Кучер крикнул в сторону арб. Кишлачники загалдели в ответ ему. Заскрипели колеса. Одна из арб наехала на перекрестке на нищую старуху. Старуха, упав, завыла. Двое людей приблизились к экипажу. Один из них, киргиз с разрубленной губой, выпятив живот и пошаривая пальцами за поясом, что-то быстро спросил своего спутника. Тот ему ответил глазами и движением головы. Сашка понял, что они переговариваются. Киргиз глядел с нескрываемой злобой, чуть двигались его пухлые, озябшие губы. Он сморщился от отвращения и плюнул вслед экипажу.

Рядом с киргизом стоял человек невысокого роста, не жирный, но и не худощавый, широкоплечий, одетый по-европейски, в сапогах с голенищами и с высокими каблуками; сверху на плечи у него был накинут зимний халат, а голова обернута простой, дешевой чалмой. Нищая бросилась к его ногам. Он дернулся от неожиданности, и кому-то из рядом стоящих упала на плечо распустившаяся чалма этого человека.

Сашка, Лихолетов увидал голый желтый затылок, помятый, точно старый котелок, потертую тюбетейку, раскосые острые глаза, курносое лицо, сизые скулы, круглые, будто вырезанные ножом, ноздри и короткую бороденку. Незнакомец был похож на хищное животное: настолько его взгляд был дик и горяч и в то же время осторожен. Трудно было предугадать, что сейчас скажет этот рот, что сделают эти руки.
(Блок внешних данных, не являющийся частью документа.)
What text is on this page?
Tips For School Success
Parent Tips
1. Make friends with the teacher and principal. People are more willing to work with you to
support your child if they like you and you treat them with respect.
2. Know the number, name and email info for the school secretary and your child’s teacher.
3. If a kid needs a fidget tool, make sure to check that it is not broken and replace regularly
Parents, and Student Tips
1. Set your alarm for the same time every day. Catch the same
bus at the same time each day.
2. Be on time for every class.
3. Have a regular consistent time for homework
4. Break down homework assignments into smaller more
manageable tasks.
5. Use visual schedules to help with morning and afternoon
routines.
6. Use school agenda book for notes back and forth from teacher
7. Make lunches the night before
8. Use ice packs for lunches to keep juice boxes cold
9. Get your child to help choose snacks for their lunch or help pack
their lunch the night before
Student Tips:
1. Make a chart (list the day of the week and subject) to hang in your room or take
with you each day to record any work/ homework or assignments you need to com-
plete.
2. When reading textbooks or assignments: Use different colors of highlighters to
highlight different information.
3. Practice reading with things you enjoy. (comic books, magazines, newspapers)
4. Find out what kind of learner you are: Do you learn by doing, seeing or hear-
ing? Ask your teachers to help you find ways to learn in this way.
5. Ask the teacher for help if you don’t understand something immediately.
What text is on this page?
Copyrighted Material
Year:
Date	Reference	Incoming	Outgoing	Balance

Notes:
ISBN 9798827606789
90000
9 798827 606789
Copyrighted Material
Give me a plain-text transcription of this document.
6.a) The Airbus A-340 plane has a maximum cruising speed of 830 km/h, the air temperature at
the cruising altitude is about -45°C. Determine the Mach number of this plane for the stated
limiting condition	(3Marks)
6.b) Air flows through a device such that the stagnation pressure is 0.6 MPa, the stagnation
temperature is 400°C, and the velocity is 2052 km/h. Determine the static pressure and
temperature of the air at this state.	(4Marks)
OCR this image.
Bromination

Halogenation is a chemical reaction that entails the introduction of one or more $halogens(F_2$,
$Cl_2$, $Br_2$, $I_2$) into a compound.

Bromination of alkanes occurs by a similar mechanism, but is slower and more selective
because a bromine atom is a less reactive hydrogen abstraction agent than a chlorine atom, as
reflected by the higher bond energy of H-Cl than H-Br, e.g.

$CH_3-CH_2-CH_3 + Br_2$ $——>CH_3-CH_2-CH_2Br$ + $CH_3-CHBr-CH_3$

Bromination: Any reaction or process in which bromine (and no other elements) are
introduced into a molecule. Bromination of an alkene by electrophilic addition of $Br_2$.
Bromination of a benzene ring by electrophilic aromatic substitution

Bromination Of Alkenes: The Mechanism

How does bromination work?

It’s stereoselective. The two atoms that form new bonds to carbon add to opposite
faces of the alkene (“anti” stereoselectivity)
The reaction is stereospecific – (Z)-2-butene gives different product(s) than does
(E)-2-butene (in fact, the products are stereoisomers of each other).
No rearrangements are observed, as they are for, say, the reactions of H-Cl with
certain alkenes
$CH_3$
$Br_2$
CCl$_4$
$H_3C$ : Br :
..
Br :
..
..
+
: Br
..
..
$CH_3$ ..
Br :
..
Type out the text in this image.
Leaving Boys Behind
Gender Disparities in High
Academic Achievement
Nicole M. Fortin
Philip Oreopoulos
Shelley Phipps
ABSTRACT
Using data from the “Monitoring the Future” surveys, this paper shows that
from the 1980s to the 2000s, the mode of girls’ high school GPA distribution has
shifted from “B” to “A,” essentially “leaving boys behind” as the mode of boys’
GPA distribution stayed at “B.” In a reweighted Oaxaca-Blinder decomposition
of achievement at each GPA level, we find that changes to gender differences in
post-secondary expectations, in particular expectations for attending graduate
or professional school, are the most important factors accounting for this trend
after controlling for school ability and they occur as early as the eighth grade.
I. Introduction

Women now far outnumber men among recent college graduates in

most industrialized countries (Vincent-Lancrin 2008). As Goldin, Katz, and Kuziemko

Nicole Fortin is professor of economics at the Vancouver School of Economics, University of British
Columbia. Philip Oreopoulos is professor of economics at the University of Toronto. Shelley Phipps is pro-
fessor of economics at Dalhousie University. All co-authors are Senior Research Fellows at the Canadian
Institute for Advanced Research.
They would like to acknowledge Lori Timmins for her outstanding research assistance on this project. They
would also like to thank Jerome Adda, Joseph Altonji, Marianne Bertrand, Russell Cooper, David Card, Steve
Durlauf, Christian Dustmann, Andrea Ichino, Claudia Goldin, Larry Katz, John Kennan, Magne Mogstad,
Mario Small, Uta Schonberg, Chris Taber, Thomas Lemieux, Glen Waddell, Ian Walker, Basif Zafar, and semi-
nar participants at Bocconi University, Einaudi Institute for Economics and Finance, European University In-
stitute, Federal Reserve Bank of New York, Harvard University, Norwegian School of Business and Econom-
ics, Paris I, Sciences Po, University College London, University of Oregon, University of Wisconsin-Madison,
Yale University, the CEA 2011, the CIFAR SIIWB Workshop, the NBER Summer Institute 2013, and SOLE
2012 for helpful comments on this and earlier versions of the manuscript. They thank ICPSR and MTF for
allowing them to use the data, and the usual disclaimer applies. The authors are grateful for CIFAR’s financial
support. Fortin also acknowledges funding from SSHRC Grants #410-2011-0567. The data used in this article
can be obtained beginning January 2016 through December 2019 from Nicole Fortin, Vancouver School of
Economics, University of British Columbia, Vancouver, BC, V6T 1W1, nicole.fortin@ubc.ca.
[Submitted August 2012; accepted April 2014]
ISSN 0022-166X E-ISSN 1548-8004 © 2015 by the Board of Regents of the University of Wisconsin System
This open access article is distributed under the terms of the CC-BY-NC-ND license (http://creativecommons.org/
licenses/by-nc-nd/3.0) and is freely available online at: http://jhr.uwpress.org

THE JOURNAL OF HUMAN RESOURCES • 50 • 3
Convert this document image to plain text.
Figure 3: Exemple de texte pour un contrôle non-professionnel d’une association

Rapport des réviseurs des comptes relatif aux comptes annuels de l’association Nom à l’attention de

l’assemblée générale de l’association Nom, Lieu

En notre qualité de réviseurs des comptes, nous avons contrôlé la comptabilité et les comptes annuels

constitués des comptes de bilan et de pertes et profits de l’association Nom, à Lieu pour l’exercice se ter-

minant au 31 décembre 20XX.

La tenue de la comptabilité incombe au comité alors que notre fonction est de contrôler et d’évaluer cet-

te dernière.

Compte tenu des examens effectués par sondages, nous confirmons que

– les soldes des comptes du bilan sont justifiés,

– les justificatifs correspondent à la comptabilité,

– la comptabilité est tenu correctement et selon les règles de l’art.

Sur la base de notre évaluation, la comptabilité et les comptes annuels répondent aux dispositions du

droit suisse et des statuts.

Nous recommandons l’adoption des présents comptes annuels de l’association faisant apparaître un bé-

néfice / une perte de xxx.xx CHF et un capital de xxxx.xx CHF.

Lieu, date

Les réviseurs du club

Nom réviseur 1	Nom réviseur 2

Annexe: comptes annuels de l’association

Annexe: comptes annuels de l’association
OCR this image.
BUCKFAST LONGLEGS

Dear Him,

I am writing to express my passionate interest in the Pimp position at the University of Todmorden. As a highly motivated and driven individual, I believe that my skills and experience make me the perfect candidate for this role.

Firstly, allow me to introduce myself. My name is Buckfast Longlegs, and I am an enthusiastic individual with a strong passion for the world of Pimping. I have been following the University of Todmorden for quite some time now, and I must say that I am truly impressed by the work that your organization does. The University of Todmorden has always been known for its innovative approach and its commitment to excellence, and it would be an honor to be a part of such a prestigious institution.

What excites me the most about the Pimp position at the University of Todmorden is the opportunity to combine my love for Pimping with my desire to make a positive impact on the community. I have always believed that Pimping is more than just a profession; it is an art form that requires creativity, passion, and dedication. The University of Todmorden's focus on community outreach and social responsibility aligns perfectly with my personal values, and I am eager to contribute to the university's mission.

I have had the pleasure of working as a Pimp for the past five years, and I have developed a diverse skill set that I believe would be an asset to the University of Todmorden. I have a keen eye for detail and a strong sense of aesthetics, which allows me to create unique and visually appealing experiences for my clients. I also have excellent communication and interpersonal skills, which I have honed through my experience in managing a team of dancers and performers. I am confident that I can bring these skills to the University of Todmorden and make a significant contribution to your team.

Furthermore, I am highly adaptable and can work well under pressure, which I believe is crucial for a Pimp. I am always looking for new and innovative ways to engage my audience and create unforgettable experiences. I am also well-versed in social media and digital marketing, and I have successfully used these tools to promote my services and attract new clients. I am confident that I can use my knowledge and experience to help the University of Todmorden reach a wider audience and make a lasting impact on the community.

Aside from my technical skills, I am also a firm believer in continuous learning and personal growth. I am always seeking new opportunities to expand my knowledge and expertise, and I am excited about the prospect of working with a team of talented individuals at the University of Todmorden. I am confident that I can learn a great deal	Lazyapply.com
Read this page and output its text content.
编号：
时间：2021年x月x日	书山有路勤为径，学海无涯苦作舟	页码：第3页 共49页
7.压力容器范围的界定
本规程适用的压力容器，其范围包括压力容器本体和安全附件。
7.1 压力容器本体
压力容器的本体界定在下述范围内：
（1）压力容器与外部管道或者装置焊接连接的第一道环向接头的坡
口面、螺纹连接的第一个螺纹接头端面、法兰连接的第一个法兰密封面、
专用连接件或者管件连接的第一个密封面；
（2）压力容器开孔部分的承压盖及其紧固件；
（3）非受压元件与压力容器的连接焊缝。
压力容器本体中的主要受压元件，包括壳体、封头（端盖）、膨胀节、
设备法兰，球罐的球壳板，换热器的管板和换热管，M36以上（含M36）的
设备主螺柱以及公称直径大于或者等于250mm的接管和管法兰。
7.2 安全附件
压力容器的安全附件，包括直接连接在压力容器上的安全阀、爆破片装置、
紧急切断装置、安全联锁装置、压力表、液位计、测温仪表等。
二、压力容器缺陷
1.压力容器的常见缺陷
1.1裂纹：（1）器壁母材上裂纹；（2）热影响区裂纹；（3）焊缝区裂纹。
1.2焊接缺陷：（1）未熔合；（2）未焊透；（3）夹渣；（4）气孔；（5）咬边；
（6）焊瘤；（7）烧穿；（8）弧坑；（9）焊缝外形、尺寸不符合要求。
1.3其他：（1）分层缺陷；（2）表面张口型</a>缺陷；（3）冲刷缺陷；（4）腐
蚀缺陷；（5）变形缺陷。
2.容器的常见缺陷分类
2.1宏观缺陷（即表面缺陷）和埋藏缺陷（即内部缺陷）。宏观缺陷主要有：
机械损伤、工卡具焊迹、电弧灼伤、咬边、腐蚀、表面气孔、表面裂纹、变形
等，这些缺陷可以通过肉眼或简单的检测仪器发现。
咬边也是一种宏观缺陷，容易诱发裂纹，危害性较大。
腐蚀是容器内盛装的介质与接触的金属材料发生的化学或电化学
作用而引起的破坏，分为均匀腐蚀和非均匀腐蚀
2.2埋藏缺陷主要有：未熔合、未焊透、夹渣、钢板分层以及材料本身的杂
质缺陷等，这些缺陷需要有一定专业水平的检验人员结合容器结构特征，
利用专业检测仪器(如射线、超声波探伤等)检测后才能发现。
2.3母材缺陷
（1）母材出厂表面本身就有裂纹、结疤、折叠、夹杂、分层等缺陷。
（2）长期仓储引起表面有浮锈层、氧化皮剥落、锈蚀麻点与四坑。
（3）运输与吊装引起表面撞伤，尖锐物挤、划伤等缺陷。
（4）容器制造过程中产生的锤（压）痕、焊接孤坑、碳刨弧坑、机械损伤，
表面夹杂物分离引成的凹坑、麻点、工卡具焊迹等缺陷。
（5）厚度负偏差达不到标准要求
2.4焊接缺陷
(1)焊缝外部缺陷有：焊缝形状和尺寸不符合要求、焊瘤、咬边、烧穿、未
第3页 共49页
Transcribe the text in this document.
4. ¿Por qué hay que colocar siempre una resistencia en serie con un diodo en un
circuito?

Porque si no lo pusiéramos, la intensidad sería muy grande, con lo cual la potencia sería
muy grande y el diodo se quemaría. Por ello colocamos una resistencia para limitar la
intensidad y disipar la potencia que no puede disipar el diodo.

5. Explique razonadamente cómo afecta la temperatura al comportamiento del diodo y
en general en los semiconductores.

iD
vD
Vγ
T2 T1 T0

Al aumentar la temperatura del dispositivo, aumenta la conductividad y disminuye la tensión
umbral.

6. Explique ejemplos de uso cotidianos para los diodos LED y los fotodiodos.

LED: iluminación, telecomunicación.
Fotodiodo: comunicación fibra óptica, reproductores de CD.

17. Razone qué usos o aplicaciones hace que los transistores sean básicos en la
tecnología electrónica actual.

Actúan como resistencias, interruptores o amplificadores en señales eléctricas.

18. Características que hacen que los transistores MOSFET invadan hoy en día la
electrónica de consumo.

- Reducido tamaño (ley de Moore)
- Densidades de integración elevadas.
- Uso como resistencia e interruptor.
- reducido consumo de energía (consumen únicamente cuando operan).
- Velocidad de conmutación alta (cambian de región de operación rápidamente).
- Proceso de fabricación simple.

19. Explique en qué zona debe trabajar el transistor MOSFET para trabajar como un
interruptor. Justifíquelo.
Кровь бросилась этому человеку в лицо, загорелись глаза, затылок стал медно-красным. На площади было тихо. Все услыхали, что неизвестный, принимая из рук услужливого соседа свою чалму, сказал с оттенком сожаления:

- Це-це-це...

Дорога освободилась. Экипаж тронулся. Сашка растерялся. О чем жалел неизвестный? О том ли, что распустилась его чалма? Или о том, что экипаж большевиков благополучно выбрался с площади? Муратов сидел мокрый, точно обложенный компрессами.

С площади раздался рев труб восточного оркестра. Сашка спросил курьера:

- Кто это? Вон тот, у кого распустилась чалма?

Курьер таинственно усмехнулся.

- Хамдам! - ответил он и опустил глаза.

17

Экипаж подъехал к европейскому дому, принадлежавшему кокандскому отделению "Треугольника". Там находился Мамедов.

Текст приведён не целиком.